Despite Stricker’s mild-mannered nature, Furyk said there’s an inner fire that burns deep and has resulted in 17 PGA Tour Champions titles, to go with 12 PGA Tour victories.

“He’s still very driven, still works hard on his game, has kept himself in shape and has no weaknesses,” Furyk said. “He has some power, he has a lot of accuracy, very good short game … his strength is that he doesn’t have any weaknesses.”

Mike Weir termed Stricker’s run “incredible.”

“He’s dominated this year,” Weir said.

Only Langer can catch him

Stricker also plans on closing out the Schwab Cup race. He’s got a lead of $2,065,705 over second-place Bernhard Langer, with two regular-season tournaments to play. Stricker tentatively said he will play the first Schwab Cup playoff in Richmond, Virginia, and then the Schwab Cup Championship in Phoenix, Nov. 9-12.

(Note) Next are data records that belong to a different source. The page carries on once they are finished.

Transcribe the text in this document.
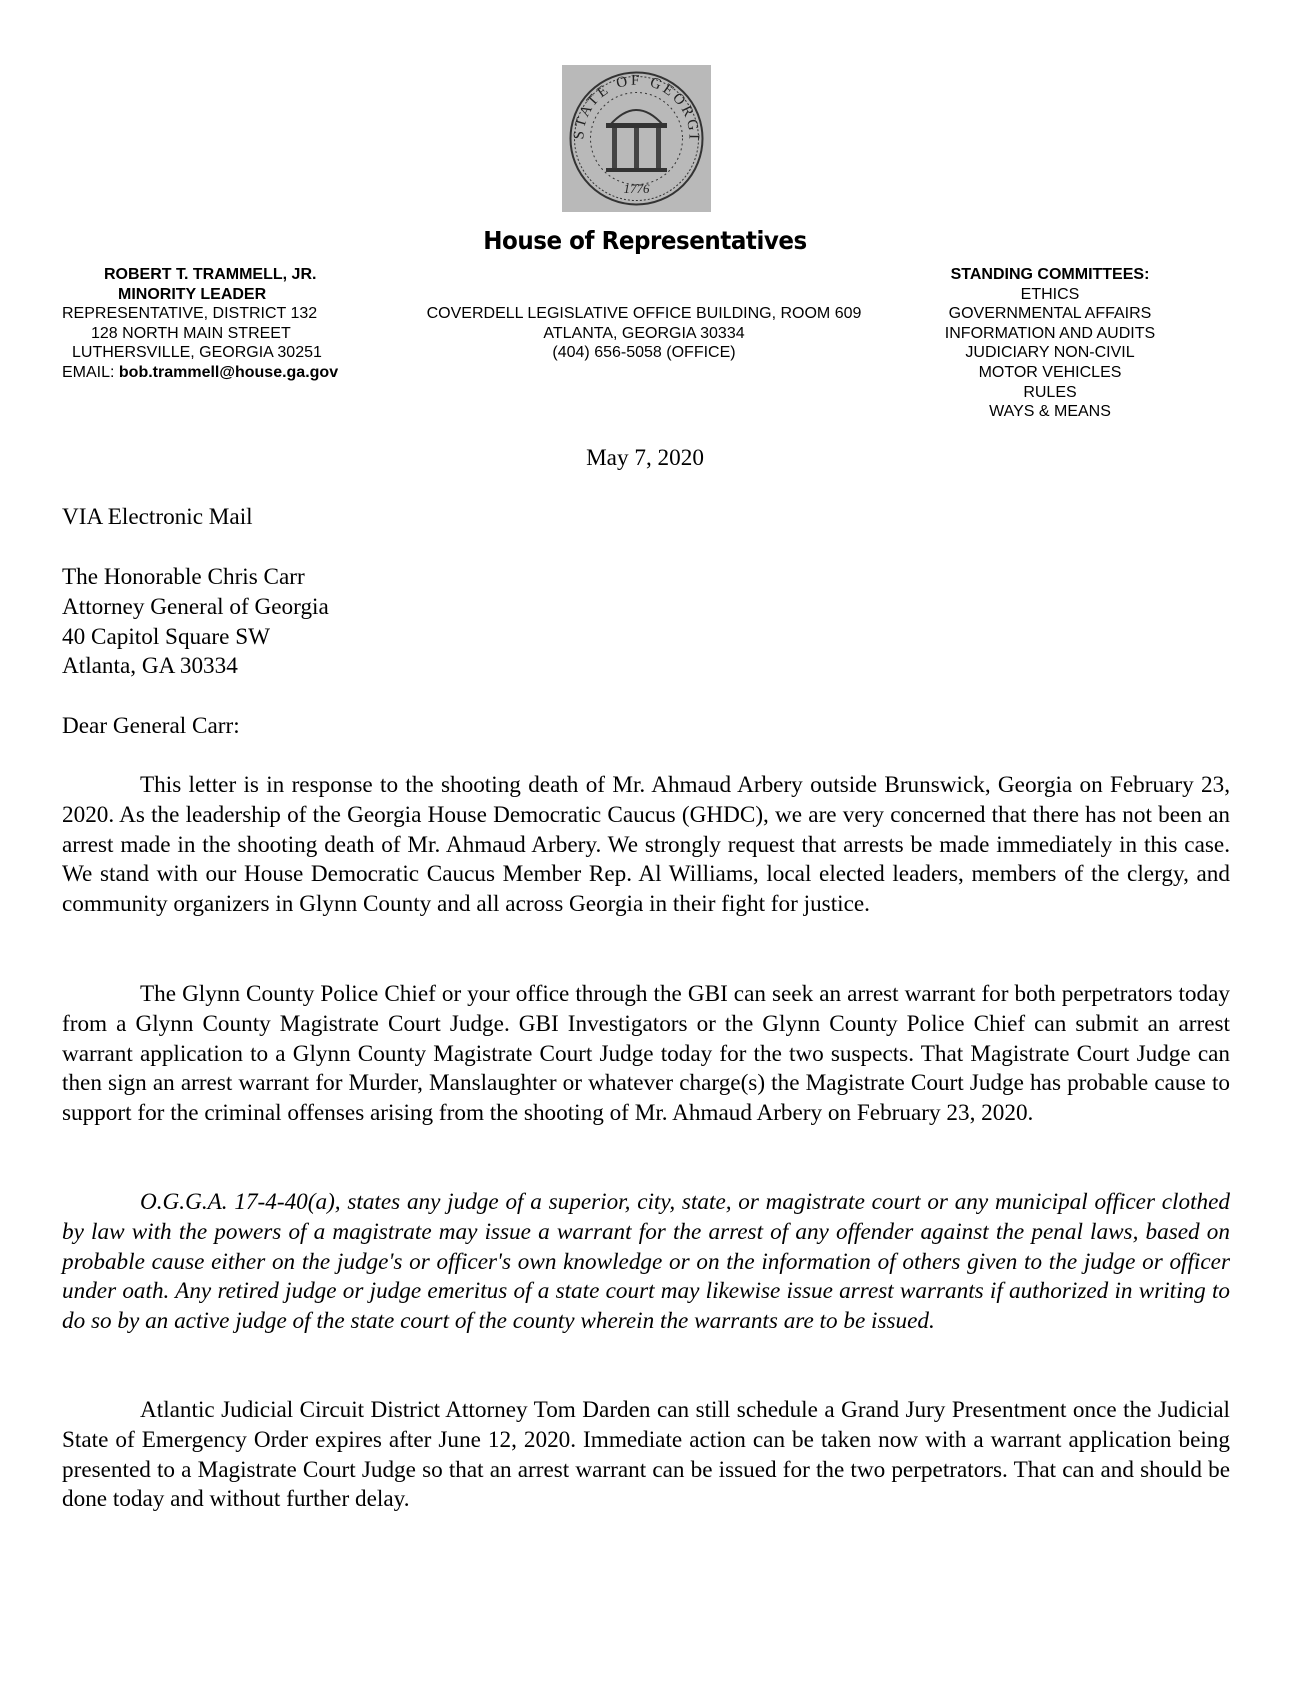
STATE OF GEORGI
1776
House of Representatives
ROBERT T. TRAMMELL, JR.
MINORITY LEADER
REPRESENTATIVE, DISTRICT 132
128 NORTH MAIN STREET
LUTHERSVILLE, GEORGIA 30251
EMAIL: bob.trammell@house.ga.gov
COVERDELL LEGISLATIVE OFFICE BUILDING, ROOM 609
ATLANTA, GEORGIA 30334
(404) 656-5058 (OFFICE)
STANDING COMMITTEES:
ETHICS
GOVERNMENTAL AFFAIRS
INFORMATION AND AUDITS
JUDICIARY NON-CIVIL
MOTOR VEHICLES
RULES
WAYS & MEANS
May 7, 2020
VIA Electronic Mail
The Honorable Chris Carr
Attorney General of Georgia
40 Capitol Square SW
Atlanta, GA 30334
Dear General Carr:

This letter is in response to the shooting death of Mr. Ahmaud Arbery outside Brunswick, Georgia on February 23, 2020. As the leadership of the Georgia House Democratic Caucus (GHDC), we are very concerned that there has not been an arrest made in the shooting death of Mr. Ahmaud Arbery. We strongly request that arrests be made immediately in this case. We stand with our House Democratic Caucus Member Rep. Al Williams, local elected leaders, members of the clergy, and community organizers in Glynn County and all across Georgia in their fight for justice.

The Glynn County Police Chief or your office through the GBI can seek an arrest warrant for both perpetrators today from a Glynn County Magistrate Court Judge. GBI Investigators or the Glynn County Police Chief can submit an arrest warrant application to a Glynn County Magistrate Court Judge today for the two suspects. That Magistrate Court Judge can then sign an arrest warrant for Murder, Manslaughter or whatever charge(s) the Magistrate Court Judge has probable cause to support for the criminal offenses arising from the shooting of Mr. Ahmaud Arbery on February 23, 2020.

O.G.G.A. 17-4-40(a), states any judge of a superior, city, state, or magistrate court or any municipal officer clothed by law with the powers of a magistrate may issue a warrant for the arrest of any offender against the penal laws, based on probable cause either on the judge's or officer's own knowledge or on the information of others given to the judge or officer under oath. Any retired judge or judge emeritus of a state court may likewise issue arrest warrants if authorized in writing to do so by an active judge of the state court of the county wherein the warrants are to be issued.

Atlantic Judicial Circuit District Attorney Tom Darden can still schedule a Grand Jury Presentment once the Judicial State of Emergency Order expires after June 12, 2020. Immediate action can be taken now with a warrant application being presented to a Magistrate Court Judge so that an arrest warrant can be issued for the two perpetrators. That can and should be done today and without further delay.
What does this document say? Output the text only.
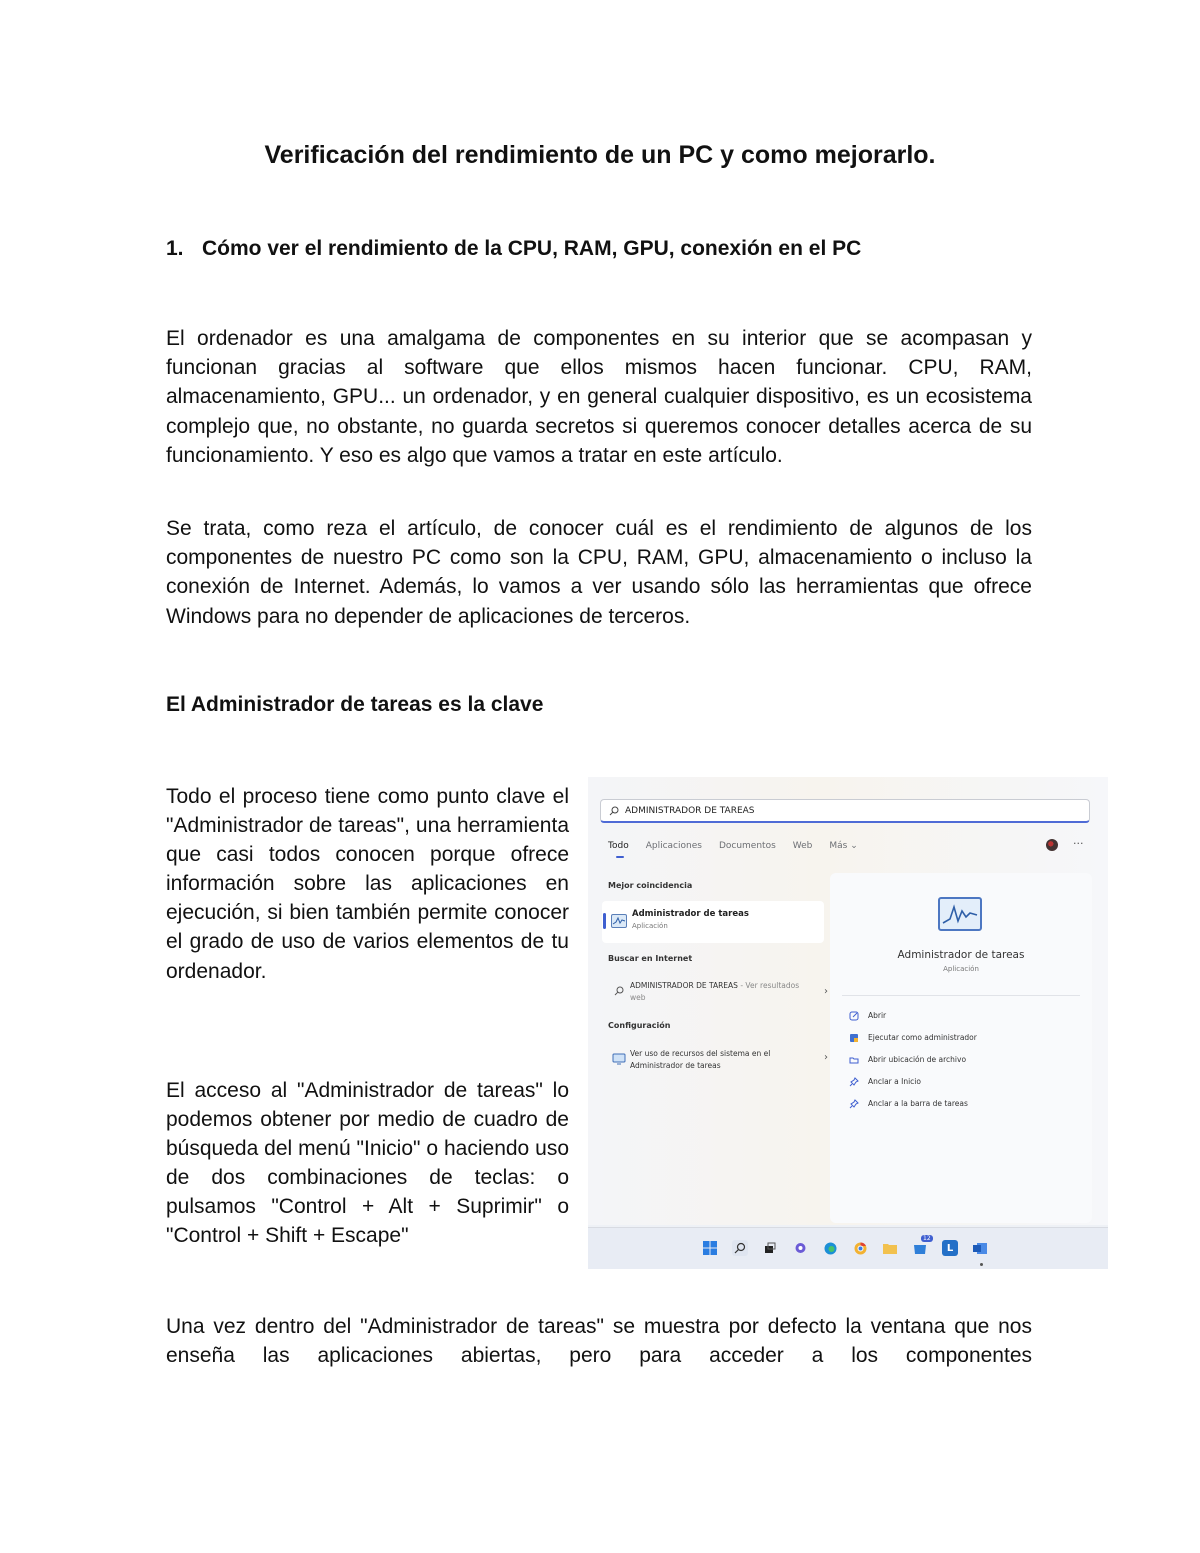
Verificación del rendimiento de un PC y como mejorarlo.
1. Cómo ver el rendimiento de la CPU, RAM, GPU, conexión en el PC

El ordenador es una amalgama de componentes en su interior que se acompasan y funcionan gracias al software que ellos mismos hacen funcionar. CPU, RAM, almacenamiento, GPU... un ordenador, y en general cualquier dispositivo, es un ecosistema complejo que, no obstante, no guarda secretos si queremos conocer detalles acerca de su funcionamiento. Y eso es algo que vamos a tratar en este artículo.

Se trata, como reza el artículo, de conocer cuál es el rendimiento de algunos de los componentes de nuestro PC como son la CPU, RAM, GPU, almacenamiento o incluso la conexión de Internet. Además, lo vamos a ver usando sólo las herramientas que ofrece Windows para no depender de aplicaciones de terceros.

El Administrador de tareas es la clave

Todo el proceso tiene como punto clave el "Administrador de tareas", una herramienta que casi todos conocen porque ofrece información sobre las aplicaciones en ejecución, si bien también permite conocer el grado de uso de varios elementos de tu ordenador.

El acceso al "Administrador de tareas" lo podemos obtener por medio de cuadro de búsqueda del menú "Inicio" o haciendo uso de dos combinaciones de teclas: o pulsamos "Control + Alt + Suprimir" o "Control + Shift + Escape"

Una vez dentro del "Administrador de tareas" se muestra por defecto la ventana que nos enseña las aplicaciones abiertas, pero para acceder a los componentes

ADMINISTRADOR DE TAREAS
Todo Aplicaciones Documentos Web Más ⌄	···
Mejor coincidencia
Administrador de tareas
Aplicación
Buscar en Internet
ADMINISTRADOR DE TAREAS - Ver resultados web
›
Configuración
Ver uso de recursos del sistema en el Administrador de tareas
›
Administrador de tareas
Aplicación
Abrir
Ejecutar como administrador
Abrir ubicación de archivo
Anclar a Inicio
Anclar a la barra de tareas
12
L
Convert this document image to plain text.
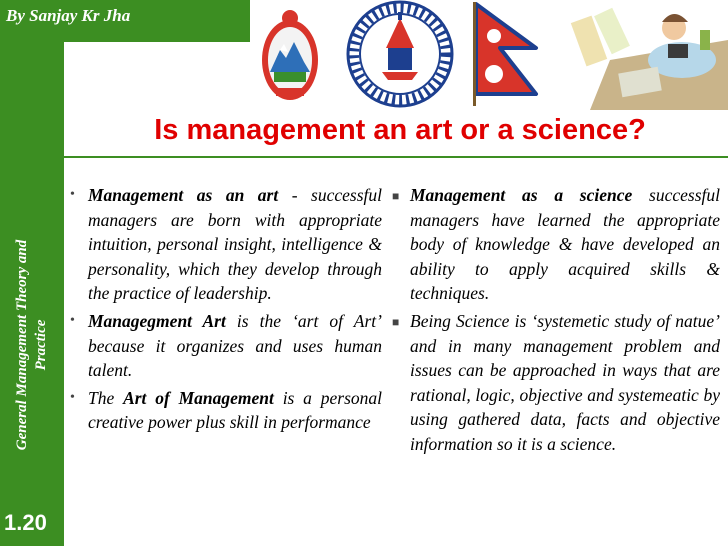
By Sanjay Kr Jha
Is management an art or a science?
General Management Theory and Practice
1.20
• Management as an art - successful managers are born with appropriate intuition, personal insight, intelligence & personality, which they develop through the practice of leadership.
• Managegment Art is the ‘art of Art’ because it organizes and uses human talent.
• The Art of Management is a personal creative power plus skill in performance
■ Management as a science successful managers have learned the appropriate body of knowledge & have developed an ability to apply acquired skills & techniques.
■ Being Science is ‘systemetic study of natue’ and in many management problem and issues can be approached in ways that are rational, logic, objective and systemeatic by using gathered data, facts and objective information so it is a science.
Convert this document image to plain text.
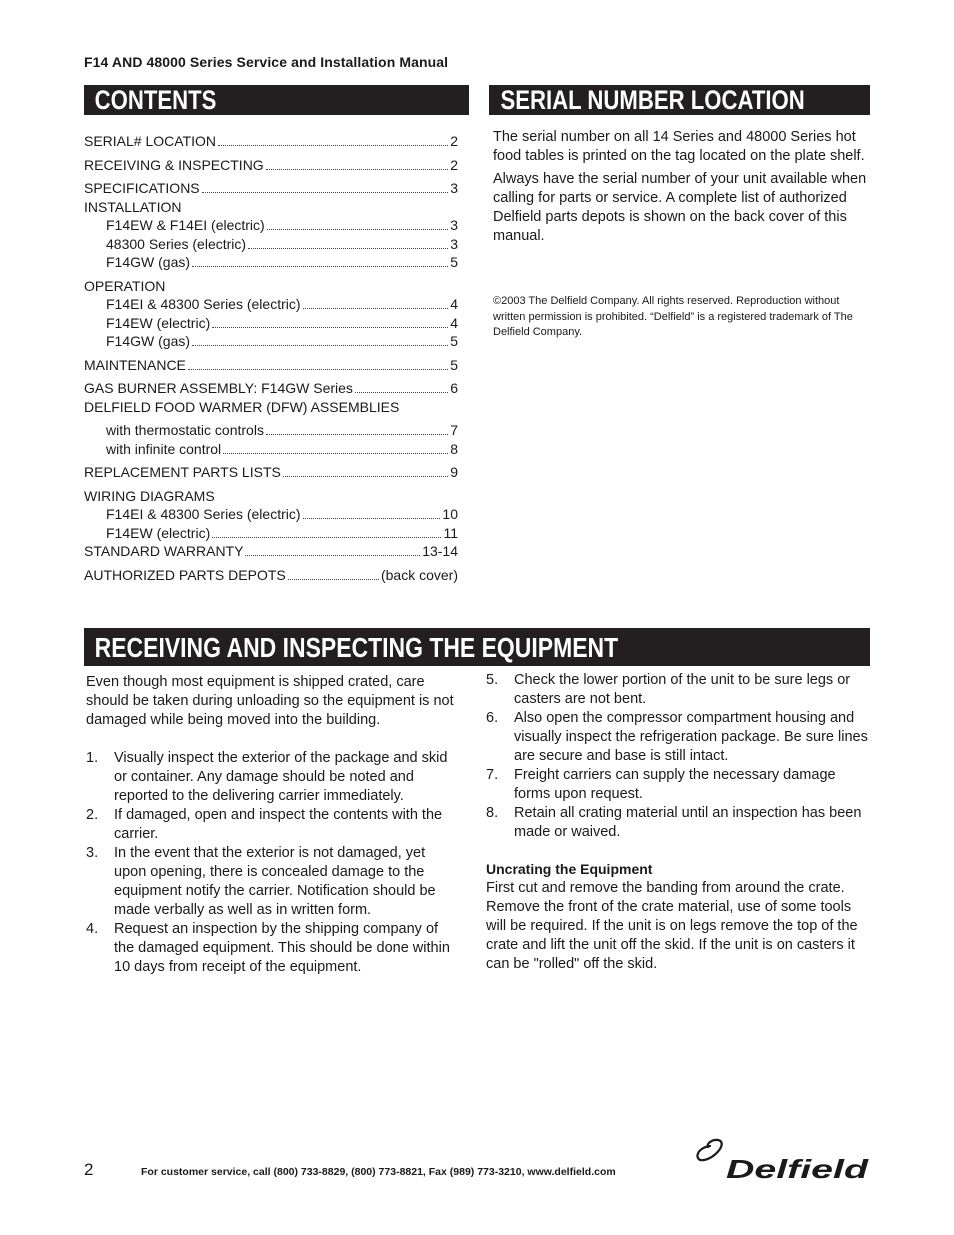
F14 AND 48000 Series Service and Installation Manual
CONTENTS	SERIAL NUMBER LOCATION
RECEIVING AND INSPECTING THE EQUIPMENT
SERIAL# LOCATION	2
RECEIVING & INSPECTING	2
SPECIFICATIONS	3
INSTALLATION
F14EW & F14EI (electric)	3
48300 Series (electric)	3
F14GW (gas)	5
OPERATION
F14EI & 48300 Series (electric)	4
F14EW (electric)	4
F14GW (gas)	5
MAINTENANCE	5
GAS BURNER ASSEMBLY: F14GW Series	6
DELFIELD FOOD WARMER (DFW) ASSEMBLIES
with thermostatic controls	7
with infinite control	8
REPLACEMENT PARTS LISTS	9
WIRING DIAGRAMS
F14EI & 48300 Series (electric)	10
F14EW (electric)	11
STANDARD WARRANTY	13-14
AUTHORIZED PARTS DEPOTS	(back cover)

The serial number on all 14 Series and 48000 Series hot food tables is printed on the tag located on the plate shelf.

Always have the serial number of your unit available when calling for parts or service. A complete list of authorized Delfield parts depots is shown on the back cover of this manual.

©2003 The Delfield Company. All rights reserved. Reproduction without written permission is prohibited. “Delfield” is a registered trademark of The Delfield Company.

Even though most equipment is shipped crated, care should be taken during unloading so the equipment is not damaged while being moved into the building.

1. Visually inspect the exterior of the package and skid or container. Any damage should be noted and reported to the delivering carrier immediately.
2. If damaged, open and inspect the contents with the carrier.
3. In the event that the exterior is not damaged, yet upon opening, there is concealed damage to the equipment notify the carrier. Notification should be made verbally as well as in written form.
4. Request an inspection by the shipping company of the damaged equipment. This should be done within 10 days from receipt of the equipment.
5. Check the lower portion of the unit to be sure legs or casters are not bent.
6. Also open the compressor compartment housing and visually inspect the refrigeration package. Be sure lines are secure and base is still intact.
7. Freight carriers can supply the necessary damage forms upon request.
8. Retain all crating material until an inspection has been made or waived.
Uncrating the Equipment
First cut and remove the banding from around the crate. Remove the front of the crate material, use of some tools will be required. If the unit is on legs remove the top of the crate and lift the unit off the skid. If the unit is on casters it can be "rolled" off the skid.
2	For customer service, call (800) 733-8829, (800) 773-8821, Fax (989) 773-3210, www.delfield.com	Delfield
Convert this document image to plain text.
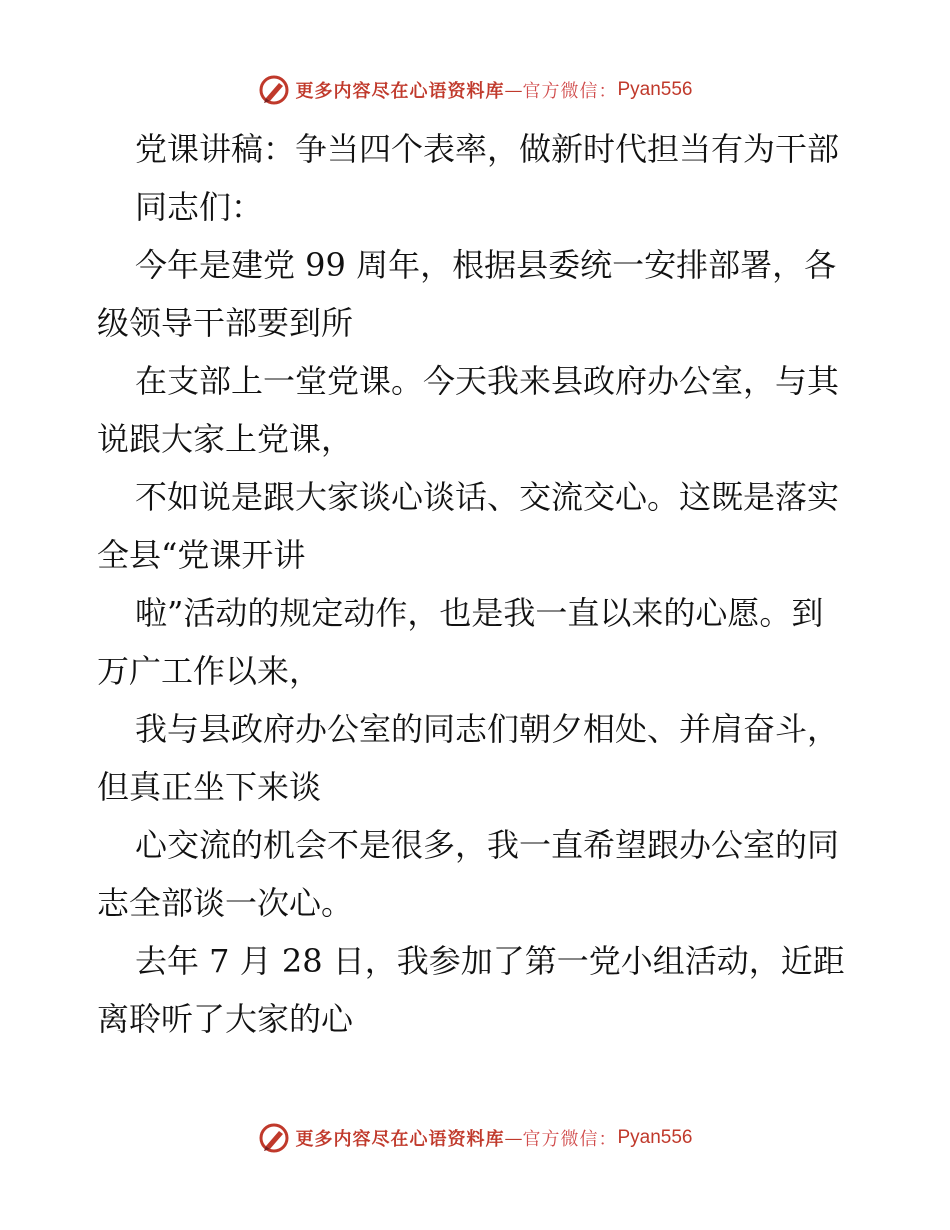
更多内容尽在心语资料库 — 官方微信： Pyan556

党课讲稿：争当四个表率，做新时代担当有为干部

同志们：

今年是建党 99 周年，根据县委统一安排部署，各级领导干部要到所

在支部上一堂党课。今天我来县政府办公室，与其说跟大家上党课，

不如说是跟大家谈心谈话、交流交心。这既是落实全县“党课开讲

啦”活动的规定动作，也是我一直以来的心愿。到万广工作以来，

我与县政府办公室的同志们朝夕相处、并肩奋斗，但真正坐下来谈

心交流的机会不是很多，我一直希望跟办公室的同志全部谈一次心。

去年 7 月 28 日，我参加了第一党小组活动，近距离聆听了大家的心

更多内容尽在心语资料库 — 官方微信： Pyan556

But if he wins this week and Langer finishes outside the top 10, it could be all over.

The wins and top-10s tell the story about Stricker. The underlying reasons can be seen in almost any statistic:

  • Stricker leads in scoring (67.35), birdies per round (5.18), eagles (11), putts per greens in regulation (1.681) and percentage of one-putt greens (39.3 percent).
  • He’s hitting enough fairways (14th on the Champions Tour, 73.1 percent), is second in greens in regulation (77.7) and fifth in three-putt avoidance.
  • On the rare occasions that Stricker doesn’t hit a green, he’s getting up and down, leading the Tour in scrambling (making par 75.5 percent of the time when he missed in regulation) and is second in sand saves (66.7).

That’s just showing off.

“You put those two stats together [greens in regulation and scrambling] and it usually adds up to some pretty good scores,” he said in his typical understated fashion.

Stricker simply having fun

Weir said Stricker’s short game would stack up among the best on the PGA Tour – right now.

“How well he wedges it and putts it, all those little things around the greens,” Weir said. “Jordan Spieth comes to mind.”

Stricker said it all boils down to having fun.

“I didn’t have this many opportunities on the regular Tour,” he said. “You get in there quite a bit and have that opportunity; you can get a little more comfortable with the situation and then it’s kind of fun to see if you can pull off the shots coming down the stretch – that part’s been a gas.”

Not so much for everyone else on the Champions – only 12 other players have won this season and only Langer can catch him for the Schwab Cup.

“If I play well and play my game, I could have an opportunity to be in contention the last day,” he said. “There are always things we can improve on but I’ve been putting well, my short game has been pretty good and when you do that, you can kind of scrape out some rounds when you don’t hit it so well.”

If that happens to Stricker this week, that would be news.